When Should You Choose an S Corporation?

 

A substantial benefit of this form of corporation is it does not entail self-employment taxes.

But what are self-employment taxes? Consider how taxes are not imposed on workers’ income. They are entitled to have at least 7.65% of it unscathed by tax for Social Security and Medicare Taxes. Additionally, 1.45% of the remaining amount contributes to Medicare Taxes. These are then sent to the IRS.

 

As a general rule, the tax percentage is 15.3%, with an extra 2.9% beyond this amount. The IRS imposes this very fraction on a self-employed individual’s income.

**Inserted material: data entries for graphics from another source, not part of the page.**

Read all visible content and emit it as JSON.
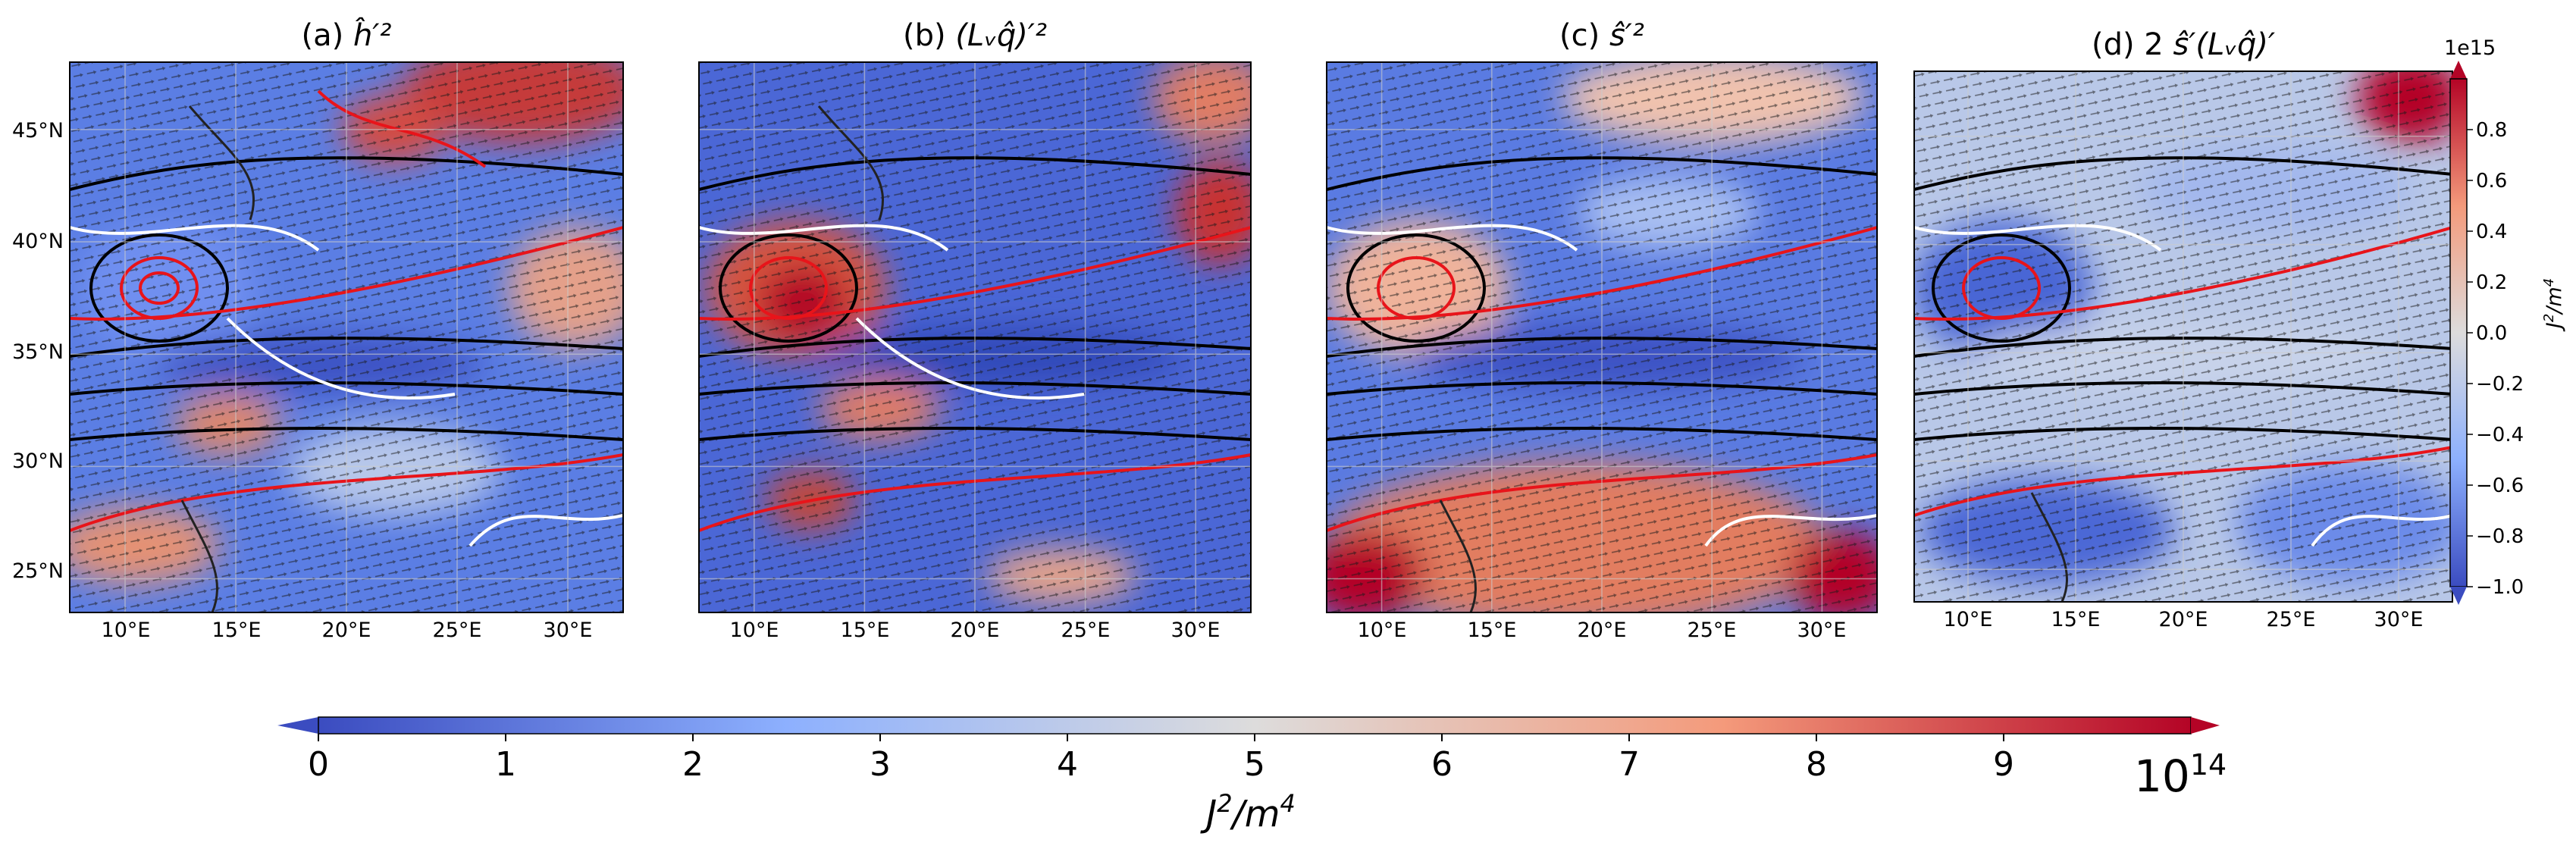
{
  "chart_data": {
    "type": "heatmap",
    "colormap": "coolwarm",
    "panels": [
      {
        "id": "a",
        "title_prefix": "(a) ",
        "title_math": "ĥ′²",
        "xlim": [
          7.5,
          32.5
        ],
        "ylim": [
          23.5,
          48
        ],
        "xticks": [
          "10°E",
          "15°E",
          "20°E",
          "25°E",
          "30°E"
        ],
        "xtick_values": [
          10,
          15,
          20,
          25,
          30
        ],
        "yticks": [
          "25°N",
          "30°N",
          "35°N",
          "40°N",
          "45°N"
        ],
        "ytick_values": [
          25,
          30,
          35,
          40,
          45
        ]
      },
      {
        "id": "b",
        "title_prefix": "(b) ",
        "title_math": "(Lᵥq̂)′²",
        "xlim": [
          7.5,
          32.5
        ],
        "ylim": [
          23.5,
          48
        ],
        "xticks": [
          "10°E",
          "15°E",
          "20°E",
          "25°E",
          "30°E"
        ],
        "xtick_values": [
          10,
          15,
          20,
          25,
          30
        ]
      },
      {
        "id": "c",
        "title_prefix": "(c) ",
        "title_math": "ŝ′²",
        "xlim": [
          7.5,
          32.5
        ],
        "ylim": [
          23.5,
          48
        ],
        "xticks": [
          "10°E",
          "15°E",
          "20°E",
          "25°E",
          "30°E"
        ],
        "xtick_values": [
          10,
          15,
          20,
          25,
          30
        ]
      },
      {
        "id": "d",
        "title_prefix": "(d) 2 ",
        "title_math": "ŝ′(Lᵥq̂)′",
        "xlim": [
          7.5,
          32.5
        ],
        "ylim": [
          23.5,
          48
        ],
        "xticks": [
          "10°E",
          "15°E",
          "20°E",
          "25°E",
          "30°E"
        ],
        "xtick_values": [
          10,
          15,
          20,
          25,
          30
        ]
      }
    ],
    "colorbar_main": {
      "orientation": "horizontal",
      "ticks": [
        "0",
        "1",
        "2",
        "3",
        "4",
        "5",
        "6",
        "7",
        "8",
        "9"
      ],
      "range": [
        0,
        10
      ],
      "offset_text": "10",
      "offset_exp": "14",
      "label_base": "J",
      "label_sup": "2",
      "label_mid": "/m",
      "label_sup2": "4"
    },
    "colorbar_d": {
      "orientation": "vertical",
      "ticks": [
        "0.8",
        "0.6",
        "0.4",
        "0.2",
        "0.0",
        "−0.2",
        "−0.4",
        "−0.6",
        "−0.8",
        "−1.0"
      ],
      "range": [
        -1.0,
        1.0
      ],
      "offset_text": "1e15",
      "label_base": "J",
      "label_sup": "2",
      "label_mid": "/m",
      "label_sup2": "4"
    },
    "colors": {
      "contour_positive": "#e8141a",
      "contour_negative": "#ffffff",
      "contour_geopotential": "#000000",
      "vectors": "#1a1a1a",
      "coast": "#222222",
      "grid": "#cccccc"
    }
  }
}
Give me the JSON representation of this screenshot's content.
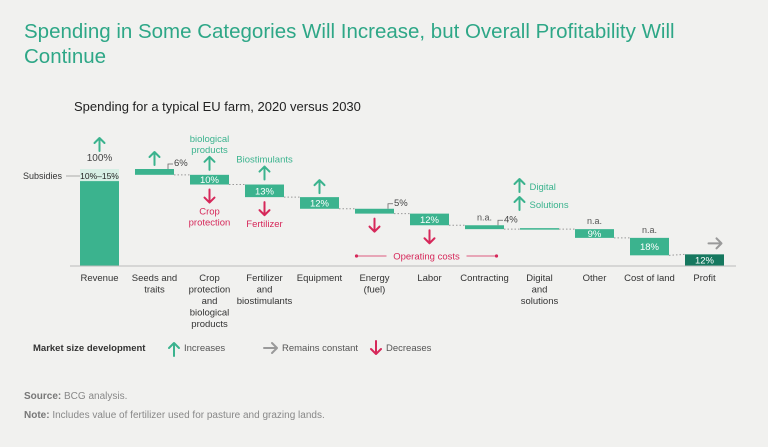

This is all about self-employment tax.

 

The self-employment tax guidelines for an S Corporation are straightforward: S Corporation owners remit tax on the amount they receive as remuneration, not on the dividends. For instance, if the total amount is $50,000 and of this, the pay was $20,000, then the only taxable amount is 15.3% of $20,000.

 

On the other side of the spectrum, an LLC owner’s entire income is taxed, albeit the guidelines are unclear.

 

There are some yet to be approved propositions that would enable an LLC associate’s whole income to be taxed in the following circumstances:

  • The associate partook in the business for over 500 hours during the relevant period
  • The LLC operates in providing ministrations in certain spheres of work, including engineering and law
  • The LLC associate reserves the right to approve agreements for the LLC

 

Till these propositions are approved, it should be maintained that the whole amount of an LLC member’s income is taxable.

 

Hence, an LLC associate may end up remitting higher tax amounts than an S corporation shareholder. It is essential to weigh up these pros and cons and determine if paying less tax is worth missing out on an LLC’s benefits.